Using data science to shake-up employee surveys

Employee surveys typically run something like this. We ask all employees once a year a number of questions and then carefully report the results. There are always more potential questions than we can ask with ‘every man and his dog’ wanting to ask about his / her / their pet topic. After a long discussion and much political fighting we agree on about 40 questions that will be included in the survey.

Why not ask more or all the good questions? Well we know that survey respondents get fatigue resulting in poorer quality data and unhappy colleagues.

What if it didn’t need to be this way? What if we could ask 80, 120 even 200+ questions without respondent fatigue and still get good data? Well, we believe that we can.

The issue of sparse data sets is an issue for many areas of analysis. If you want to predict how someone would rate a film that they haven’t yet watched you’d calculate this from the information that you knew about them (other reviews of films they had seen) and the reviews of similar people. You might want to do this if you wanted to recommend films that you think they might like.

We can use similar techniques with survey data if we don’t have all the responses. As an example we’ve done an experiment with a small sample of employee survey data (1000 respondents).

The survey data had been coded from Strongly Agree : Strongly Disagree to a number 1:5

We took our survey results and at first removed 50% of the answers at random. There were still 1000 respondents but on average instead of each person having 40 answers then now had on average 20 with the rest set as missing values.

We then used a machine-learning algorithm to estimate what the missing values would be. Finally we compared these estimates with the real answers.

63% of our estimates were absolutely accurate. 97% of estimates were within one score of the right answer.

We then ran our experiment but removed 80% of the answers. Again we got about 63% of the estimates right but with 88% within 1 point of the real answer.

Of course this was at an individual question level. When we summarised the results across questions or creating scores for various categories of questions much of this noise was removed. 

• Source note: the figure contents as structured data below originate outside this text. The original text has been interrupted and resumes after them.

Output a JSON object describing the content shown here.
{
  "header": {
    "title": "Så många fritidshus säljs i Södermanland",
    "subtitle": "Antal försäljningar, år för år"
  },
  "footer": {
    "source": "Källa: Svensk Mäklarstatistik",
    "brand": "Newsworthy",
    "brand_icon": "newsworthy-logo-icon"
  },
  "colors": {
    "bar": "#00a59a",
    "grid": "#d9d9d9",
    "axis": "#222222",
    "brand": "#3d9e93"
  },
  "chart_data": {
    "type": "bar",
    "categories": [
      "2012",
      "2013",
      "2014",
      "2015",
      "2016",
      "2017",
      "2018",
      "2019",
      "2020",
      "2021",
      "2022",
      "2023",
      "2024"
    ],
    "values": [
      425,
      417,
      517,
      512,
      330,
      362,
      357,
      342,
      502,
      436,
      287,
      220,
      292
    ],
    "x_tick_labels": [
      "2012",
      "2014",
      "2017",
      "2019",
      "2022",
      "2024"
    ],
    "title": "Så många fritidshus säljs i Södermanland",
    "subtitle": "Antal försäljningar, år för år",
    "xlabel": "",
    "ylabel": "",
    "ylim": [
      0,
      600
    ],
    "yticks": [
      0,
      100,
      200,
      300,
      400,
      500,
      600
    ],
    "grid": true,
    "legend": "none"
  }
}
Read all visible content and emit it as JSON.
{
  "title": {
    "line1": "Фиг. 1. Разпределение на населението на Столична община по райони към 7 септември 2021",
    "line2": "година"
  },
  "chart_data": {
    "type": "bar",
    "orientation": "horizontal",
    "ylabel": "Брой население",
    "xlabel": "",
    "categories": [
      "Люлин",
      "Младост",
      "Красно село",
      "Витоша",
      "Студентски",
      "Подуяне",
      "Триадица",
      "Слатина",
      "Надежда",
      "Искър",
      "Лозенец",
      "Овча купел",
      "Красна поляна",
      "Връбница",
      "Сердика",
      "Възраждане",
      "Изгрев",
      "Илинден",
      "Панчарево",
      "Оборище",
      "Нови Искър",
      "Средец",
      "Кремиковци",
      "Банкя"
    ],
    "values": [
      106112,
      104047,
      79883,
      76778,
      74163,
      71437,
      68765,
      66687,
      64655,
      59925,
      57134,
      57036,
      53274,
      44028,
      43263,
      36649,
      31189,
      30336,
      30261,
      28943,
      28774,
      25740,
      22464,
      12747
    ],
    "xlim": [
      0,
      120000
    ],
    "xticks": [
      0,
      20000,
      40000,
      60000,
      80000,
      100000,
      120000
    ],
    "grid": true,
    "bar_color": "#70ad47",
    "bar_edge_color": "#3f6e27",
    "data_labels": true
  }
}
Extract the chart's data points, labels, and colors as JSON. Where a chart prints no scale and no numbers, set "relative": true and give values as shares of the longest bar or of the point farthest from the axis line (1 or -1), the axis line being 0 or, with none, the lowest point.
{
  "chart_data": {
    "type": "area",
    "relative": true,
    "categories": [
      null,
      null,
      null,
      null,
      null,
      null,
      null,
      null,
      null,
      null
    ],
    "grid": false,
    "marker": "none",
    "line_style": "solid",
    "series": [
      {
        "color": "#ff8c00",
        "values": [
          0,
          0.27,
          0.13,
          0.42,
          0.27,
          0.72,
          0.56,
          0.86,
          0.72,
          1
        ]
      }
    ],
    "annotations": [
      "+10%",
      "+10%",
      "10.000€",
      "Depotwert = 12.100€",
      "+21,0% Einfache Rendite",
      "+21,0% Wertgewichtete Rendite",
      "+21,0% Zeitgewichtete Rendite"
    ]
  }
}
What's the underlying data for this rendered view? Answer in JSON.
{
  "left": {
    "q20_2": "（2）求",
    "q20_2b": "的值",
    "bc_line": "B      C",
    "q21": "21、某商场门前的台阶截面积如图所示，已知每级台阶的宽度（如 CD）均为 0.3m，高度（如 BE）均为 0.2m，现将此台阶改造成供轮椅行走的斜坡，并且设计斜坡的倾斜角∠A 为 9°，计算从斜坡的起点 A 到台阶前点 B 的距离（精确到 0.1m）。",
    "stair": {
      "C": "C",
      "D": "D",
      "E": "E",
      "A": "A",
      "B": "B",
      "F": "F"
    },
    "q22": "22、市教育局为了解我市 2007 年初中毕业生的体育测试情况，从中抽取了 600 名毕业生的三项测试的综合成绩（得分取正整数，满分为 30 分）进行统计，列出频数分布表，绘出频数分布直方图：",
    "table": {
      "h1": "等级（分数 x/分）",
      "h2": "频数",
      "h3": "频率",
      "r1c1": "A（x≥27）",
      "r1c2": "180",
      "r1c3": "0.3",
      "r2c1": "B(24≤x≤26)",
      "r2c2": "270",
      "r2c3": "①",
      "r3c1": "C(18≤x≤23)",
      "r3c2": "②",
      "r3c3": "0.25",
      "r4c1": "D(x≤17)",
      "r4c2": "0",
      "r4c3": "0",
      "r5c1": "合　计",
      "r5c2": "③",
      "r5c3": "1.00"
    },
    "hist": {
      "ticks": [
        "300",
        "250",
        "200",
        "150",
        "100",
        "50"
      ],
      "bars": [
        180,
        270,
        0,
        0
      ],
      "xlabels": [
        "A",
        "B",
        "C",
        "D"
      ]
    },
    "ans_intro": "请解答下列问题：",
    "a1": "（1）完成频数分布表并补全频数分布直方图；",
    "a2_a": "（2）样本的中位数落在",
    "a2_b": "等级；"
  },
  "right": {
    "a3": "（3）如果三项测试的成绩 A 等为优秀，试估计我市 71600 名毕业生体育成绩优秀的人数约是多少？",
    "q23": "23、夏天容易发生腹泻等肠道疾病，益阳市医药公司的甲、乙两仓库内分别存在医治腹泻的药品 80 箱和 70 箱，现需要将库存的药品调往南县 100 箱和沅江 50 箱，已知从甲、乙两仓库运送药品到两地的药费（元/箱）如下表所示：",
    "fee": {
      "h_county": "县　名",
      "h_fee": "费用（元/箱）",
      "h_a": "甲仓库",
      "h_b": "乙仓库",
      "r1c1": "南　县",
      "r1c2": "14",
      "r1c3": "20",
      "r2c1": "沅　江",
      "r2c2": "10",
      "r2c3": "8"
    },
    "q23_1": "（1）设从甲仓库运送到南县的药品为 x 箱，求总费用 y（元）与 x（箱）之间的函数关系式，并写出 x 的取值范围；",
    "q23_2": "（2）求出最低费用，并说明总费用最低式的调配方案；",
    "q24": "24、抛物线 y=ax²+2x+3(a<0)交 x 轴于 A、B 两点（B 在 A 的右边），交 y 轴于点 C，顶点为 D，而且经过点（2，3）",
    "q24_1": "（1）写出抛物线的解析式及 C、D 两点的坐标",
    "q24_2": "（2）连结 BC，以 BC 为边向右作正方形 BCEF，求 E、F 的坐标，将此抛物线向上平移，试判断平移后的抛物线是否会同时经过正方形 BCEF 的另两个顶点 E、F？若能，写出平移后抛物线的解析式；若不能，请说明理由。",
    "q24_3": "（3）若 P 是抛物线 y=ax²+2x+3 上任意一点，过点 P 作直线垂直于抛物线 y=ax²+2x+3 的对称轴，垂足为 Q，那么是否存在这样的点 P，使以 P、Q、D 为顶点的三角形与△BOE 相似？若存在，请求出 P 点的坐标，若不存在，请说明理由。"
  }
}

So what are the implications for this? Let’s say you could pool all the questions that various groups wanted to ask employees and in the worst case you got 200 questions. Well even if you only show an employee 40 questions at random you can still use this data to pretty accurately calculate how they would have answered the remaining questions.

Of course we don’t have to sample the questions at random. If you really want to increase accuracy in some areas you could oversample those questions. We could develop a survey which presented questions based on earlier questions – ie it is conceivable to develop a survey which learns which questions to present in order to reduce the errors it makes when predicting the questions it doesn’t ask.

Employee surveys haven’t changed much in the last 20 years but using analytical techniques from other applications we can create help companies innovate and really start to learn about their employees.